Before fiction becomes fact for lack of a response, I feel obliged to respond to SOME, NOT ALL of the allegations credited to one Mr. Sunday Oduntan who presents himself as Executive Director, Research and Advocacy of the Association of Electricity Distributors (ANED), which he made in response to my directives to NERC (the regulator) and BPE/NBET as contracting parties to the DisCos.
Throughout my Press Statement which contained the directives, I referred copiously to the provisions of the Electric Power Sector Reform Act (EPSRA) which is the law that regulates the power sector. I referred to DisCos in their capacities as licensees.
Mr. Oduntan should tell members of the public if ANED is a licensee.
He should tell the public whether he is an investor in a DisCo and in which DisCo he has invested and what he invested.
He should tell members of the public that I walked him out of our monthly meeting because he has no capacity to attend and he was not invited.
If ANED is not a licensee, who is ANED ? An NGO? If so, they should listen to consumers because Nothing is Going On about poor service.
The BPE, NBET and NERC, to whom my directives were made, contracted individually with DisCos not as an association.
Any right thinking and well-meaning person knows that power supply has economic consequences and has political relevance.
However to suggest therefore that my directives were political, turns reality on its head; because for the past 20 months, in all my public briefings at monthly meetings with the DisCos, these same issues of service delivery of meters, estimated billings, investment in distribution equipment by DisCos have dominated my remarks.
However, assuming this was not so, do the onset of elections preclude the quest for better service or continued Governance?
If Mr.
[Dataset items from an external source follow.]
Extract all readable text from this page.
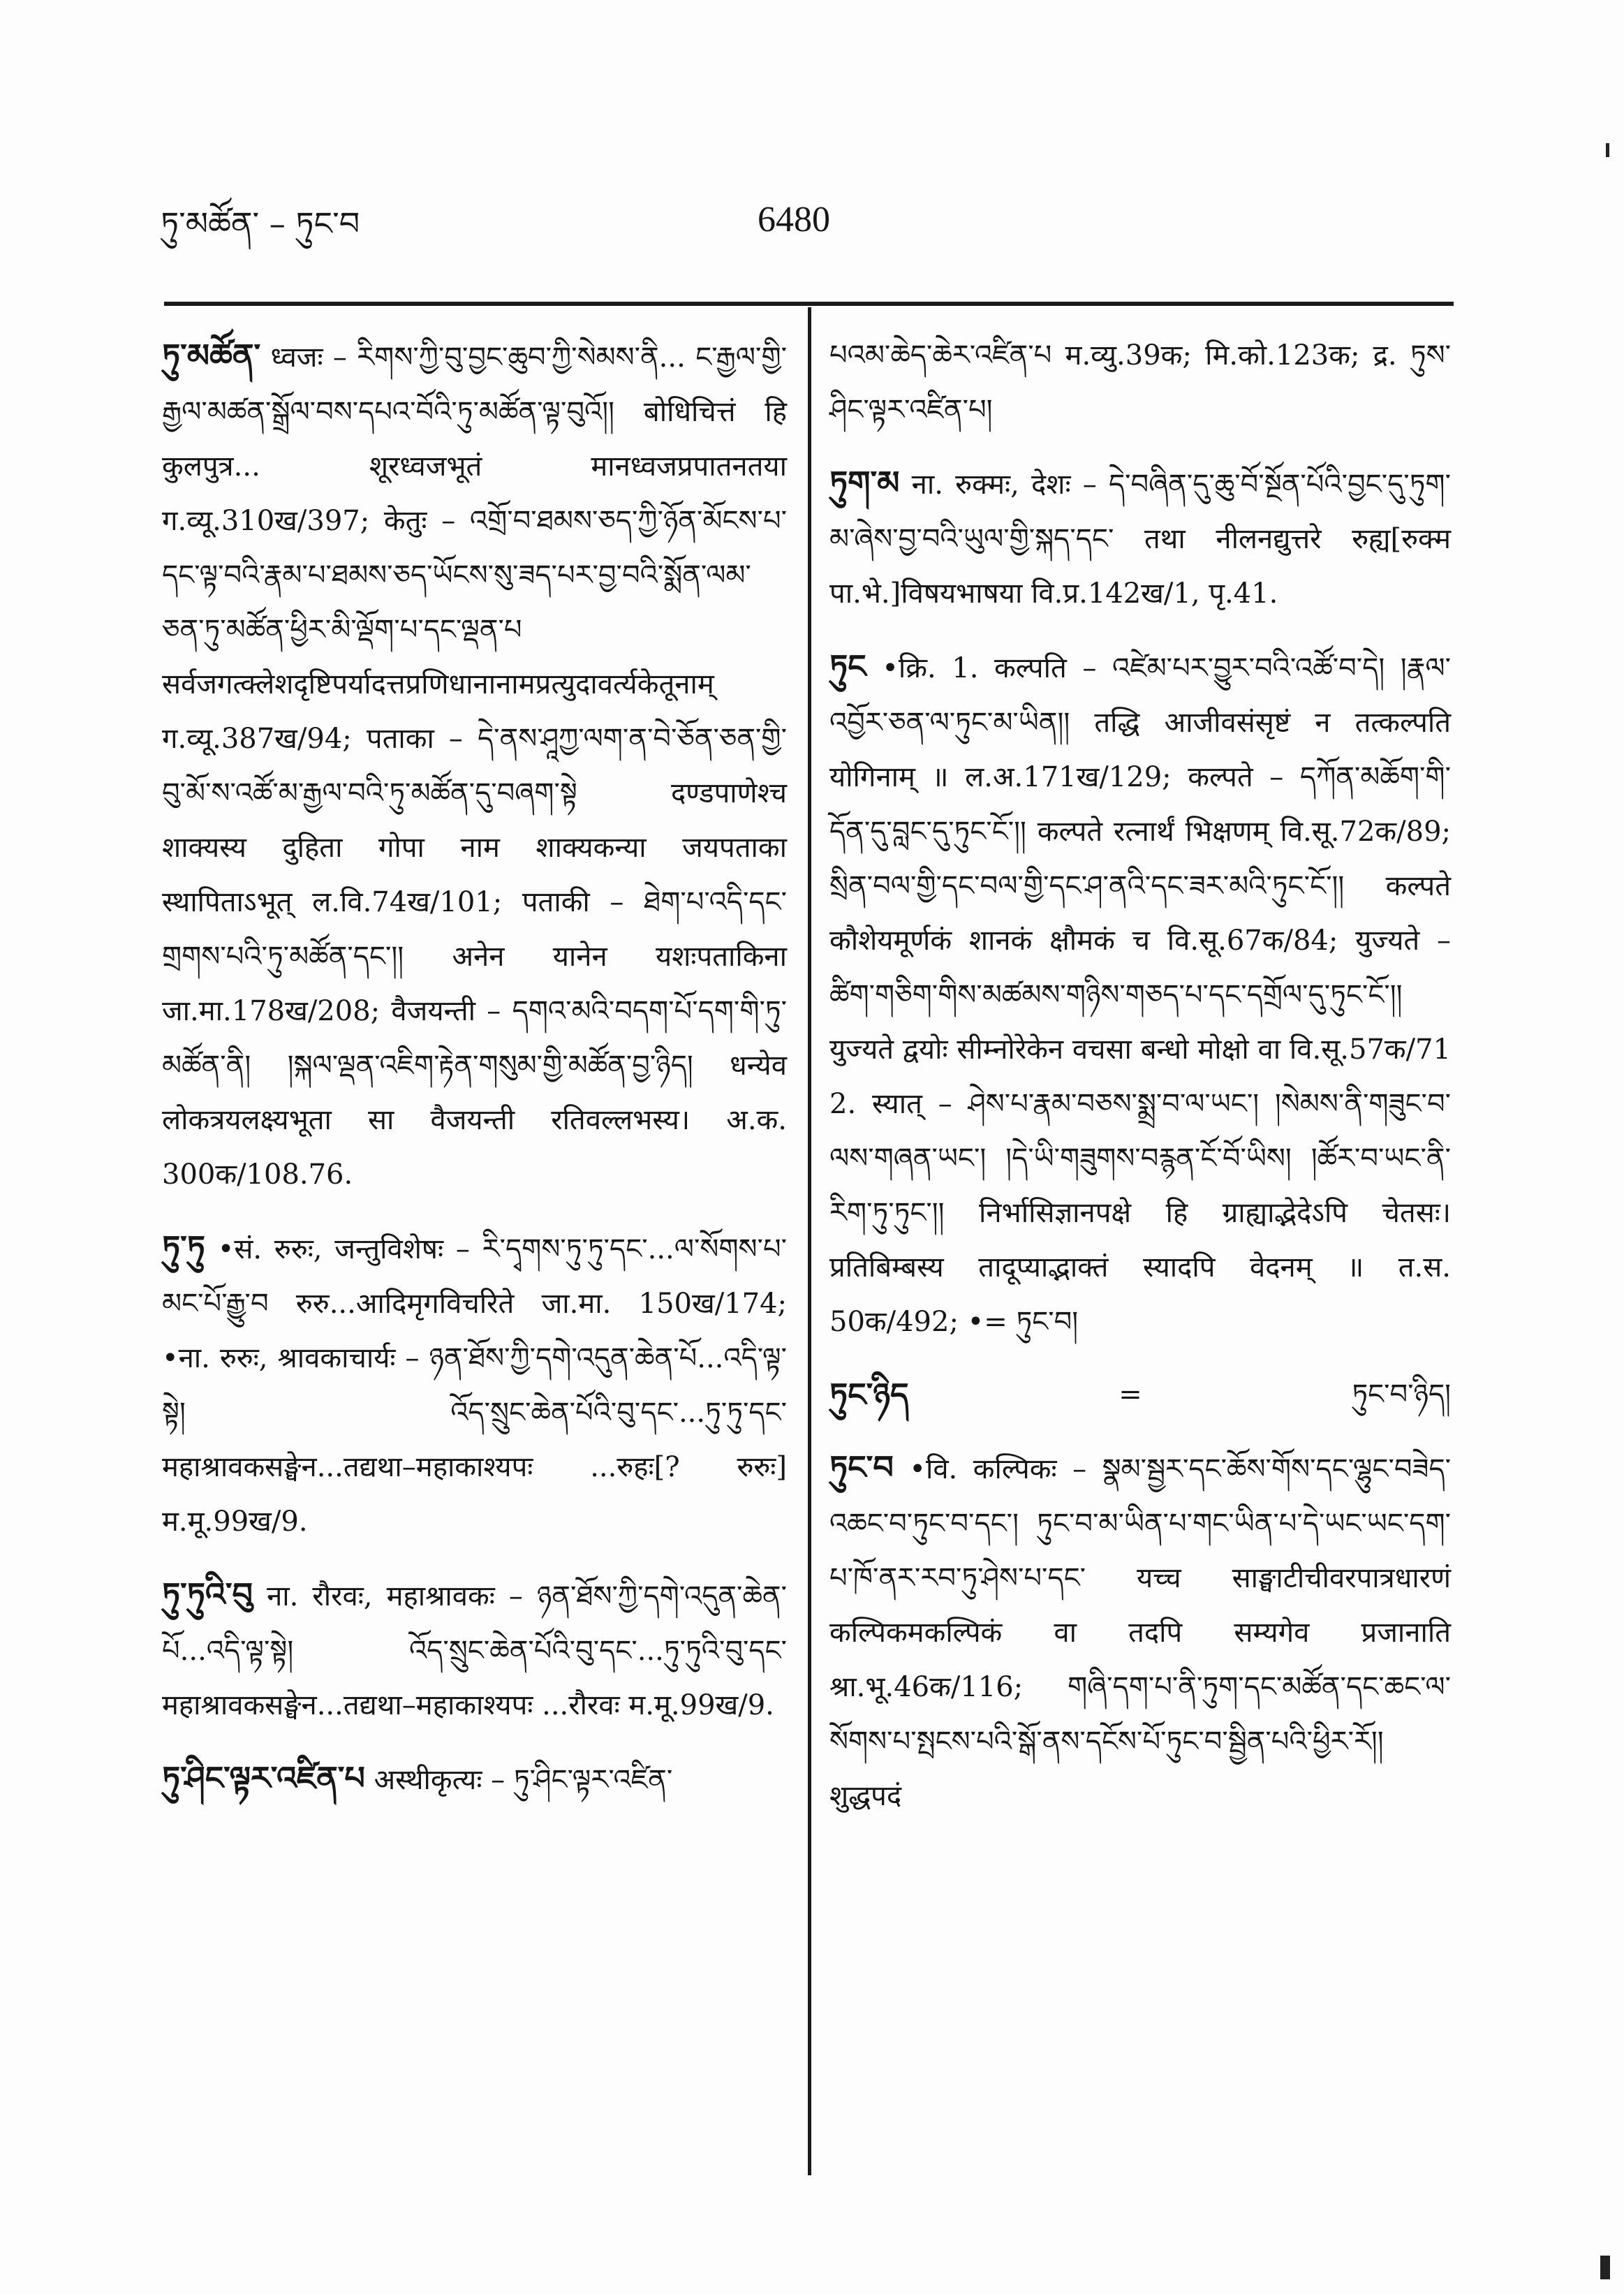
ཏུ་མཚོན་ – ཏུང་བ	6480

ཏུ་མཚོན་ ध्वजः – རིགས་ཀྱི་བུ་བྱང་ཆུབ་ཀྱི་སེམས་ནི... ང་རྒྱལ་གྱི་རྒྱལ་མཚན་སྒྲོལ་བས་དཔའ་བོའི་ཏུ་མཚོན་ལྟ་བུའོ།། बोधिचित्तं हि कुलपुत्र... शूरध्वजभूतं मानध्वजप्रपातनतया ग.व्यू.310ख/397; केतुः – འགྲོ་བ་ཐམས་ཅད་ཀྱི་ཉོན་མོངས་པ་དང་ལྟ་བའི་རྣམ་པ་ཐམས་ཅད་ཡོངས་སུ་ཟད་པར་བྱ་བའི་སྨོན་ལམ་ཅན་ཏུ་མཚོན་ཕྱིར་མི་ལྡོག་པ་དང་ལྡན་པ सर्वजगत्क्लेशदृष्टिपर्यादत्तप्रणिधानानामप्रत्युदावर्त्यकेतूनाम् ग.व्यू.387ख/94; पताका – དེ་ནས་ཤཱཀྱ་ལག་ན་བེ་ཅོན་ཅན་གྱི་བུ་མོ་ས་འཚོ་མ་རྒྱལ་བའི་ཏུ་མཚོན་དུ་བཞག་སྟེ दण्डपाणेश्च शाक्यस्य दुहिता गोपा नाम शाक्यकन्या जयपताका स्थापिताऽभूत् ल.वि.74ख/101; पताकी – ཐེག་པ་འདི་དང་གྲགས་པའི་ཏུ་མཚོན་དང་།། अनेन यानेन यशःपताकिना जा.मा.178ख/208; वैजयन्ती – དགའ་མའི་བདག་པོ་དག་གི་ཏུ་མཚོན་ནི། །སྐལ་ལྡན་འཇིག་རྟེན་གསུམ་གྱི་མཚོན་བྱ་ཉིད། धन्येव लोकत्रयलक्ष्यभूता सा वैजयन्ती रतिवल्लभस्य। अ.क. 300क/108.76.

ཏུ་ཏུ •सं. रुरुः, जन्तुविशेषः – རི་དྭགས་ཏུ་ཏུ་དང་...ལ་སོགས་པ་མང་པོ་རྒྱུ་བ रुरु...आदिमृगविचरिते जा.मा. 150ख/174; •ना. रुरुः, श्रावकाचार्यः – ཉན་ཐོས་ཀྱི་དགེ་འདུན་ཆེན་པོ...འདི་ལྟ་སྟེ། འོད་སྲུང་ཆེན་པོའི་བུ་དང་...ཏུ་ཏུ་དང་ महाश्रावकसङ्घेन...तद्यथा–महाकाश्यपः ...रुहः[? रुरुः] म.मू.99ख/9.

ཏུ་ཏུའི་བུ ना. रौरवः, महाश्रावकः – ཉན་ཐོས་ཀྱི་དགེ་འདུན་ཆེན་པོ...འདི་ལྟ་སྟེ། འོད་སྲུང་ཆེན་པོའི་བུ་དང་...ཏུ་ཏུའི་བུ་དང་ महाश्रावकसङ्घेन...तद्यथा–महाकाश्यपः ...रौरवः म.मू.99ख/9.

ཏུ་ཤིང་ལྟར་འཛིན་པ अस्थीकृत्यः – ཏུ་ཤིང་ལྟར་འཛིན་

པའམ་ཆེད་ཆེར་འཛིན་པ म.व्यु.39क; मि.को.123क; द्र. ཏུས་ཤིང་ལྟར་འཛིན་པ།

ཏུག་མ ना. रुक्मः, देशः – དེ་བཞིན་དུ་ཆུ་བོ་སྔོན་པོའི་བྱང་དུ་ཏུག་མ་ཞེས་བྱ་བའི་ཡུལ་གྱི་སྐད་དང་ तथा नीलनद्युत्तरे रुह्य[रुक्म पा.भे.]विषयभाषया वि.प्र.142ख/1, पृ.41.

ཏུང •क्रि. 1. कल्पति – འཛེམ་པར་བྱུར་བའི་འཚོ་བ་དེ། །རྣལ་འབྱོར་ཅན་ལ་ཏུང་མ་ཡིན།། तद्धि आजीवसंसृष्टं न तत्कल्पति योगिनाम् ॥ ल.अ.171ख/129; कल्पते – དཀོན་མཆོག་གི་དོན་དུ་བླང་དུ་ཏུང་ངོ་།། कल्पते रत्नार्थं भिक्षणम् वि.सू.72क/89; སྲིན་བལ་གྱི་དང་བལ་གྱི་དང་ཤ་ནའི་དང་ཟར་མའི་ཏུང་ངོ་།། कल्पते कौशेयमूर्णकं शानकं क्षौमकं च वि.सू.67क/84; युज्यते – ཚིག་གཅིག་གིས་མཚམས་གཉིས་གཅད་པ་དང་དགྲོལ་དུ་ཏུང་ངོ་།། युज्यते द्वयोः सीम्नोरेकेन वचसा बन्धो मोक्षो वा वि.सू.57क/71 2. स्यात् – ཤེས་པ་རྣམ་བཅས་སྨྲ་བ་ལ་ཡང་། །སེམས་ནི་གཟུང་བ་ལས་གཞན་ཡང་། །དེ་ཡི་གཟུགས་བརྙན་ངོ་བོ་ཡིས། །ཚོར་བ་ཡང་ནི་རིག་ཏུ་ཏུང་།། निर्भासिज्ञानपक्षे हि ग्राह्याद्भेदेऽपि चेतसः। प्रतिबिम्बस्य तादूप्याद्भाक्तं स्यादपि वेदनम् ॥ त.स. 50क/492; •= ཏུང་བ།

ཏུང་ཉིད	=	ཏུང་བ་ཉིད།

ཏུང་བ •वि. कल्पिकः – སྣམ་སྦྱར་དང་ཆོས་གོས་དང་ལྷུང་བཟེད་འཆང་བ་ཏུང་བ་དང་། ཏུང་བ་མ་ཡིན་པ་གང་ཡིན་པ་དེ་ཡང་ཡང་དག་པ་ཁོ་ནར་རབ་ཏུ་ཤེས་པ་དང་ यच्च साङ्घाटीचीवरपात्रधारणं कल्पिकमकल्पिकं वा तदपि सम्यगेव प्रजानाति श्रा.भू.46क/116; གཞི་དག་པ་ནི་ཏུག་དང་མཚོན་དང་ཆང་ལ་སོགས་པ་སྤངས་པའི་སྒོ་ནས་དངོས་པོ་ཏུང་བ་སྦྱིན་པའི་ཕྱིར་རོ།། शुद्धपदं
Oduntan represents the DisCos who, for reasons best known to them, choose not to act to save their investments, that is a matter of choice for them.
I do not recognize him because the law that guides my functions does not recognize him.
His statement that no directives from me will save the power sector from collapse, is consistent with the views of someone who has no skin in the game.
It is perhaps a Freudian revelation of the mindset of those he represents, whoever they may be.
It is a sickening parallel of the Biblical story of the woman who tried to steal a baby before the great King Solomon, and asked them to divide the child.
It is revealing of the mindset of a saboteur not a builder, and he would do very well to acquaint himself and advise his co-travellers about the consequences of sabotaging the economy under our Laws.
While the DisCos reserve the right to choose to affiliate with that view or disown it, I am optimistic that the power sector will prosper in spite of Oduntan-minded personalities.
As for the allegation that figures of power generation and distribution released by me are not true, the taste of the pudding lies with those who eat it.
Electricity consumers know what their experience was in 2015, 2016, 2017 and today.
These figures have been released many months back when we reached those milestones as part of my monthly report and roadmap of incremental power.
It is clearly Oduntan-like, to keep quiet at the time, when there were no directives, and to suddenly wake up many months later to dispute what he did not contest.
It is obvious that the warning lights of compliance necessity are blinking, and those he represents do not like the colour.
Another Oduntan-minded interpretation of my directive is that it is an attempt to demonize the DisCos.
Far from it.
If the DisCos connect with their consumers, they will hear from them first-hand, how traumatized they feel about load shedding, absence of meters and estimated billing.
The GenCos, who are short paid because the DisCos under-remit in spite of high estimated billing to consumers, will tell DisCos how they feel.
My directives seek to rectify these problems because I believe they can be rectified.
If Oduntan truly speaks for the DisCos, which I doubt, he should ignore the messenger (Fashola) and advise those for whom he acts as surrogate, to focus on the message.
The message is simple:
Electricity consumers (which include Fashola), want better service;
NBET wants its money; about N800 billion, so she can pay GenCos;
If DisCos can prove that FGN owes more than what we admit, they should deduct (N72 billion) from N800 billion and pay the remaining N728 billion which they owe NBET;
DisCos should respond to the query from the Ministry of Power, Works and Housing as to why 408 feeders, which have a capacity to deliver 5,756MW of power to consumers only carry 444MW because of faulty lines, bad equipment and load shedding?
Oduntan should interprete this and tell the public whether it is the Ministry who should fix these lines and whether the unused energy will not reach the consumers if the feeders are put to use.
These are part of the subject of my directives to NERC to address deliberate load shedding.
Oduntan should advise his clients to spend the money used in publishing media responses to fix these problems to restore bad lines, and provide transformers and meters to their consumers.
That is what electricity consumers want, Better Service.